Sugar plantation farmworkers annually suffer from tiempo muerto, “dead season” in Spanish, the months between sugarcane planting cycles. This usually lasts from June to September when “kampos” offer no jobs. In Negros, this is called “tigkiwiri” or season of suffering for 300,000 farmworkers and their families. This year, their suffering is worse amid skyrocketing prices of commodities, calamities resulting from climate change and intense militarization.

Among them is 35-year-old Derek, married with three toddlers. He and his wife earns ₱400 for working eight hours daily in various farms. Despite day-long toiling, their earnings are grossly insufficient for rice, meals, milk, and their children’s other needs. To survive, the couple “sidelines” in copra work. Like other farmworkers, they are mired in debt in their attempt to live by the most basic needs of their family.

“It’s worse this year, especially with higher prices,” Derek says. “Instead of three, we only have two daily meals at times.” Children’s growth are most severely affected.
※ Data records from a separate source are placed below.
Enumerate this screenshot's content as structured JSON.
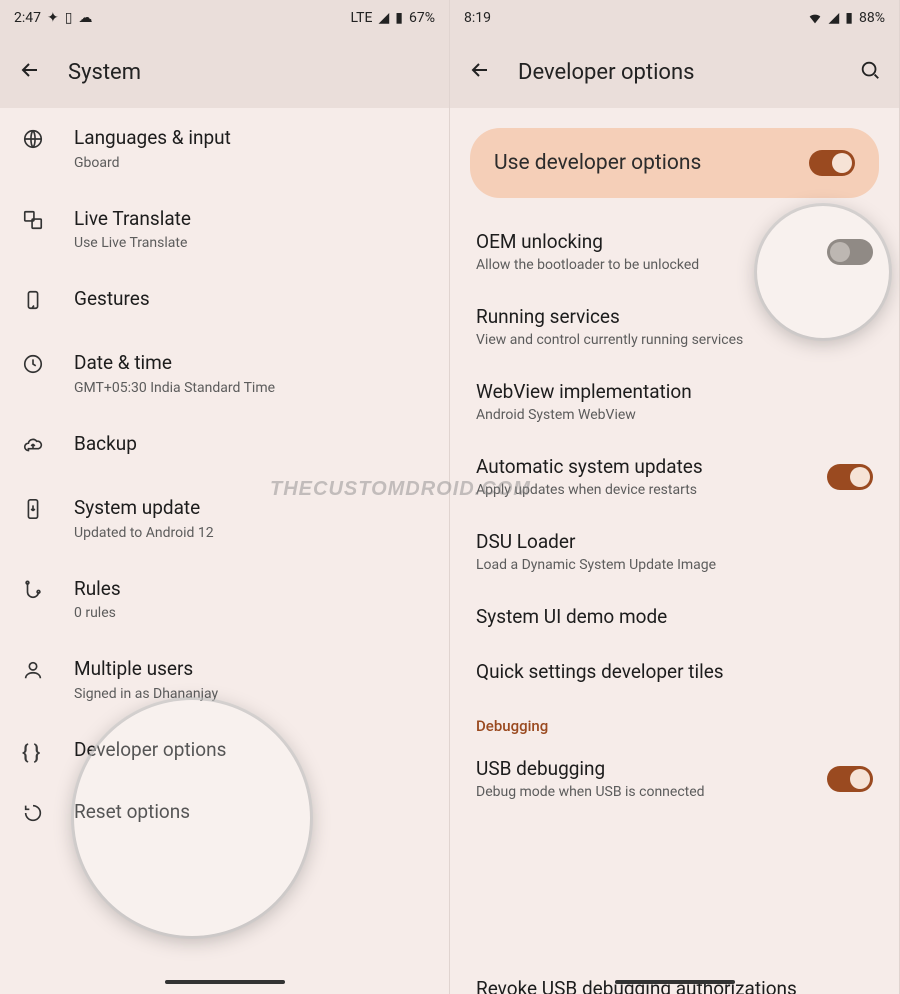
{
  "watermark": "THECUSTOMDROID.COM",
  "left": {
    "status": {
      "time": "2:47",
      "signal": "LTE",
      "battery": "67%"
    },
    "appbar": {
      "title": "System"
    },
    "items": [
      {
        "title": "Languages & input",
        "sub": "Gboard",
        "icon": "globe"
      },
      {
        "title": "Live Translate",
        "sub": "Use Live Translate",
        "icon": "translate"
      },
      {
        "title": "Gestures",
        "sub": "",
        "icon": "gesture"
      },
      {
        "title": "Date & time",
        "sub": "GMT+05:30 India Standard Time",
        "icon": "clock"
      },
      {
        "title": "Backup",
        "sub": "",
        "icon": "cloud"
      },
      {
        "title": "System update",
        "sub": "Updated to Android 12",
        "icon": "update-phone"
      },
      {
        "title": "Rules",
        "sub": "0 rules",
        "icon": "rules"
      },
      {
        "title": "Multiple users",
        "sub": "Signed in as Dhananjay",
        "icon": "person"
      },
      {
        "title": "Developer options",
        "sub": "",
        "icon": "braces"
      },
      {
        "title": "Reset options",
        "sub": "",
        "icon": "reset"
      }
    ]
  },
  "right": {
    "status": {
      "time": "8:19",
      "battery": "88%"
    },
    "appbar": {
      "title": "Developer options"
    },
    "hero": {
      "title": "Use developer options",
      "toggle": true
    },
    "items": [
      {
        "title": "OEM unlocking",
        "sub": "Allow the bootloader to be unlocked",
        "toggle": false
      },
      {
        "title": "Running services",
        "sub": "View and control currently running services"
      },
      {
        "title": "WebView implementation",
        "sub": "Android System WebView"
      },
      {
        "title": "Automatic system updates",
        "sub": "Apply updates when device restarts",
        "toggle": true
      },
      {
        "title": "DSU Loader",
        "sub": "Load a Dynamic System Update Image"
      },
      {
        "title": "System UI demo mode",
        "sub": ""
      },
      {
        "title": "Quick settings developer tiles",
        "sub": ""
      }
    ],
    "section": "Debugging",
    "usb": {
      "title": "USB debugging",
      "sub": "Debug mode when USB is connected",
      "toggle": true
    },
    "revoke": {
      "title": "Revoke USB debugging authorizations"
    }
  }
}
State data indicates 40% of children 5-years and below in Negros Oriental are stunted. Stunted growth is an indication of severe malnutrition.

Poverty hasn’t change, Aling Mali meanwhile asserts. Even if there was work, daily wages are only at ₱150. “Our earnings remain the same but expenses constantly increase. We have no choice but to get one loan after another.” More often, their measly income go only to pay off debts.
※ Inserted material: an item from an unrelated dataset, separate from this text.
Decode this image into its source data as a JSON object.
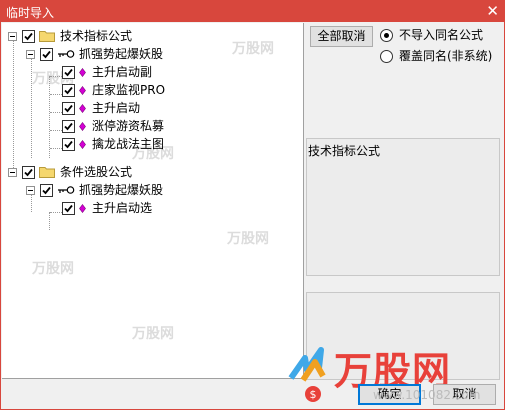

This is not surprising given that Negros inflation is one of the highest nationwide. Last July, inflation rates registered 6.1% in Negros Occidental, and 4.1% in Negros Oriental. Prices of food and beverages are constantly rising.

Their difficulties were worsened further by incessant rains after a series of storms and southwest monsoon ravaged fields.

Contrary to threats of El Niño or drought, Derek said “more frequent rains caused by consecutive storms have damaged corn and sugarcane fields.” At the end of July, typhoon Egay rampaged through the island resulting in ₱46.7 million damages to crop, fish ponds and livestock in Negros Occidental alone. By the end of August, storm Goring hit causing ₱125.59 million worth of damages in the province.

In fact, Negros farmworkers endure year-round hunger because of their slave-like wages. According to the National Federation of Sugar Workers, farmworkers are often paid around ₱1,500 weekly or ₱300 daily, lower than the daily minimum wage mandated by law and much lower than living wages. Even lower are wages under the pakyawan (lump sum) system where big landlords pay ₱4,000-₱5,000 to a team of 4-8 people (₱625 per person) for a 5-6 day work.

In previous years, Negros farmworkers actively demanded the government to extend financial assistance during tiempo muerto, as well as in times of calamity. At the same time, they are fighting for a ₱150 increase in daily wages and 50% increase in pakyawan rates. They support the call for ₱750 across the board wage increase on a nationwide scale.

According to farmers, only by the dismantling the haciendas and ending the exploitation of farmworkers by a few landlords who make millions in profit, will put an end to the annual tiempo muerto. Distributing land to tillers and focusing on food production will ensure food security for hundreds of thousands of families.

“Tiempo muerto will constantly be a season of hunger and death to sugar farmworkers until the fundamental problem of landlessness in the country is addressed,” they say.